Stewart J W, Quitkin F M, McGrath P J, Amsterdam J, Fava M, Fawcett J, Reimherr F, Rosenbaum J, Beasley C, Roback P
Department of Psychiatry, New York State Psychiatric Institute, New York, USA.
Arch Gen Psychiatry. 1998 Apr;55(4):334-43. doi: 10.1001/archpsyc.55.4.334.
Delayed and persistent ("true drug") improvement characterizes the response to antidepressant medication. Early or nonpersistent ("placebo") benefit is typical of a placebo response. The prediction was that patients with a true drug response would sustain their benefit best if they continued to receive the drug and that patients with a placebo response would have an equivalent prognosis whether they continued to receive the drug or were switched to placebo.
Patients with major depression who met the study's response criteria (a modified Hamilton Depression Rating Scale score < or =7 and failure to meet major depression criteria after each of the last 3 weeks following 12 to 14 weeks of treatment with fluoxetine hydrochloride, 20 mg/d) were enrolled in a 50-week randomized placebo substitution trial during which the return of depressive symptoms defined relapse. The timing and persistency of response during initial treatment defined true drug or placebo response patterns.

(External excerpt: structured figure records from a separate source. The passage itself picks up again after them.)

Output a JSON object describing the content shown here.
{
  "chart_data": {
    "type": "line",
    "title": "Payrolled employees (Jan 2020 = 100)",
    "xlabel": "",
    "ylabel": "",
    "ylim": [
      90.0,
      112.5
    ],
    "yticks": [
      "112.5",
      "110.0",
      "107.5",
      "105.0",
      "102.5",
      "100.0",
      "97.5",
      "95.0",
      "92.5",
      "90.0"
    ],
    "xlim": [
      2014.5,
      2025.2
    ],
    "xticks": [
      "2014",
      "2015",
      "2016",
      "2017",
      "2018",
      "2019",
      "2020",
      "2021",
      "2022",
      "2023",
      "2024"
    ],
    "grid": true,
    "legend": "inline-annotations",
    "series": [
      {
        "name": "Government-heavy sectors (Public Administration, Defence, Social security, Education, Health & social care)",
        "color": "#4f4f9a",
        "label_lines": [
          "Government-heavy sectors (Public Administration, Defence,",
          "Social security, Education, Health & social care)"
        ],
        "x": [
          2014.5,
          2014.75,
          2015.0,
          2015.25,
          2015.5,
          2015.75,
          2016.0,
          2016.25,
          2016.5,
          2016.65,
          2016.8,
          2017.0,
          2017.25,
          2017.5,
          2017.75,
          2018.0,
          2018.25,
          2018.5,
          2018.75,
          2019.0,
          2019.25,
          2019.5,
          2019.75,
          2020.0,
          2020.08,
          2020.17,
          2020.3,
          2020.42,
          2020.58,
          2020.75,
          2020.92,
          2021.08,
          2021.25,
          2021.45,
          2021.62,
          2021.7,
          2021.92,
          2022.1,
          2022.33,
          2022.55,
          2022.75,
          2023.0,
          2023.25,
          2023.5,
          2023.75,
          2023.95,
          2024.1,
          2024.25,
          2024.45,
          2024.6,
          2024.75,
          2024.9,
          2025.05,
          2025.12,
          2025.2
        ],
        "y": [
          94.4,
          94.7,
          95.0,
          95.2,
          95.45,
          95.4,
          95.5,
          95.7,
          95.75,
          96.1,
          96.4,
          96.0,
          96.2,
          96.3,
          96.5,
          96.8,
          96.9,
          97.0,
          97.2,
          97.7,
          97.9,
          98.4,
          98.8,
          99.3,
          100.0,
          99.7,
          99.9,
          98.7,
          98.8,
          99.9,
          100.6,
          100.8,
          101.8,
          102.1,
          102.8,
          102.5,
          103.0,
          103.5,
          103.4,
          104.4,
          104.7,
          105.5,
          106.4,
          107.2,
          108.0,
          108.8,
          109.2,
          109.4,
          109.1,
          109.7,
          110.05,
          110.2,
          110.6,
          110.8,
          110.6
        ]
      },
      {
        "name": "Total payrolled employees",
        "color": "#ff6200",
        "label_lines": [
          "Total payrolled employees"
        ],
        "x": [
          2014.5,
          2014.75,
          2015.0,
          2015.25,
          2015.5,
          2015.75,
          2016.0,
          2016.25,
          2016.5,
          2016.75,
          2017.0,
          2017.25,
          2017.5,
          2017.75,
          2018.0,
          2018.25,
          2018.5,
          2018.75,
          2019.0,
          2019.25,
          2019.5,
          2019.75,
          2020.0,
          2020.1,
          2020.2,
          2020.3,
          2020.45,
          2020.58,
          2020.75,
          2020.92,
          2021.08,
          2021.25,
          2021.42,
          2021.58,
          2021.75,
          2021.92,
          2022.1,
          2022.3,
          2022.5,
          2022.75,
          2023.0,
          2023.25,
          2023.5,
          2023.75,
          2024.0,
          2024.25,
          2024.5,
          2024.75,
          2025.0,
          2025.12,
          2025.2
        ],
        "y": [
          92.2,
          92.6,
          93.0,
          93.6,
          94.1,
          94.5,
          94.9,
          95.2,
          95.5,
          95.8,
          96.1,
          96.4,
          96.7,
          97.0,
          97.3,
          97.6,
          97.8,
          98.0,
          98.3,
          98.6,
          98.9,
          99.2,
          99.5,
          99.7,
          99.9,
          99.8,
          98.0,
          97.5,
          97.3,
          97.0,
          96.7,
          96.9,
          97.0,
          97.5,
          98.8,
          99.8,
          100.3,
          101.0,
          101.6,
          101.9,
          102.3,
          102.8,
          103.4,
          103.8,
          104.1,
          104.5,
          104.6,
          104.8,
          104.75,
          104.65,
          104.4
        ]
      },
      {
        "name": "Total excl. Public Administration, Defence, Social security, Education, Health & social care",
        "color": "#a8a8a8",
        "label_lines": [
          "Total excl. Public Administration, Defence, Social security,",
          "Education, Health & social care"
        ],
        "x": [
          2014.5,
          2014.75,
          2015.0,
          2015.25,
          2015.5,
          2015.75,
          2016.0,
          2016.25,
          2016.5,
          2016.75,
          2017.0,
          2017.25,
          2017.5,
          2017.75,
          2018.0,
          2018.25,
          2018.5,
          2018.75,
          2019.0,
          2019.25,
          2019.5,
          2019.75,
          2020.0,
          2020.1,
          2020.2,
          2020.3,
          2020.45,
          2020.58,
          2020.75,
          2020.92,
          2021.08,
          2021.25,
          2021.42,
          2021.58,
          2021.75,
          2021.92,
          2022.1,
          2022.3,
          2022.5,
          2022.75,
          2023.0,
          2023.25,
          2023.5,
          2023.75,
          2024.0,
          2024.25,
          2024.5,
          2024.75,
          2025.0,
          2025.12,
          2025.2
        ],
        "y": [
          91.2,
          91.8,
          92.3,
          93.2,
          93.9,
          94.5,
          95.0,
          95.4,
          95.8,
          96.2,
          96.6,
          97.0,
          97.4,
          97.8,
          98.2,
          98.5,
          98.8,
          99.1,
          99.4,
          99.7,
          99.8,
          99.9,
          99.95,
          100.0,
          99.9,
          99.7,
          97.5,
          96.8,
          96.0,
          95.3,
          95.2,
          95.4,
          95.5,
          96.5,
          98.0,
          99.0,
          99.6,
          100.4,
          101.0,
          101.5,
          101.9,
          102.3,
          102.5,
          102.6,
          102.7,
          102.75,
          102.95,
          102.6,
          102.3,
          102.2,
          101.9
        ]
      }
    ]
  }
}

Patients with a true drug response pattern relapsed significantly more frequently if they were switched to placebo than if they continued to receive fluoxetine (P<.001 for weeks 12-26, P<.005 for weeks 26-50, and P<.41 for weeks 50-62). Patients with a placebo response pattern had an equivalent outcome whether maintained on fluoxetine therapy or placebo (P< .20 for weeks 12-26, test invalid for weeks 26-50, and P<.67 for weeks 50-62). Patients with a placebo response pattern relapsed more often when they continued to receive fluoxetine than patients with a true drug response pattern (P<.01 for weeks 12-26, P<.10 for weeks 26-50, and P<.36 for weeks 50-62).
These findings confirm that pattern analysis validly differentiates true drug from nonspecific initial responses and extend its use to the continuation and maintenance phases of treatment for depression. Investigations into the mechanisms of antidepressant activity might best be limited to those that can account for delayed efficacy. Fluoxetine's efficacy during the continuation and maintenance phases of treatment may be limited to patients with a true drug pattern of initial response.
延迟且持续(“真正的药物”)改善是对抗抑郁药物反应的特征。早期或非持续性(“安慰剂”)获益是安慰剂反应的典型表现。预测是具有真正药物反应的患者如果继续接受药物治疗,其获益维持得最好;而具有安慰剂反应的患者,无论继续接受药物治疗还是换用安慰剂,其预后相当。
符合研究反应标准(使用20mg/d盐酸氟西汀治疗12至14周后,改良汉密尔顿抑郁量表评分≤7且在最后3周的每一周均不符合重度抑郁标准)的重度抑郁症患者参加了一项为期50周的随机安慰剂替代试验,在此期间抑郁症状的复发定义为病情复发。初始治疗期间反应的时间和持续性定义了真正的药物或安慰剂反应模式。
具有真正药物反应模式的患者,如果换用安慰剂,其复发频率显著高于继续接受氟西汀治疗的患者(第12 - 26周P<0.001,第26 - 50周P<0.005,第50 - 62周P<0.41)。具有安慰剂反应模式的患者,无论维持氟西汀治疗还是使用安慰剂,其结果相当(第12 - 26周P<0.20,第26 - 50周检验无效,第50 - 62周P<0.67)。具有安慰剂反应模式的患者继续接受氟西汀治疗时,比具有真正药物反应模式的患者复发更频繁(第12 - 26周P<0.01,第26 - 50周P<0.10,第50 - 62周P<0.36)。
这些发现证实模式分析能有效区分真正的药物反应与非特异性初始反应,并将其应用扩展至抑郁症治疗的延续和维持阶段。对抗抑郁活性机制的研究可能最好局限于那些能解释延迟疗效的机制。氟西汀在治疗延续和维持阶段的疗效可能仅限于具有真正药物初始反应模式的患者。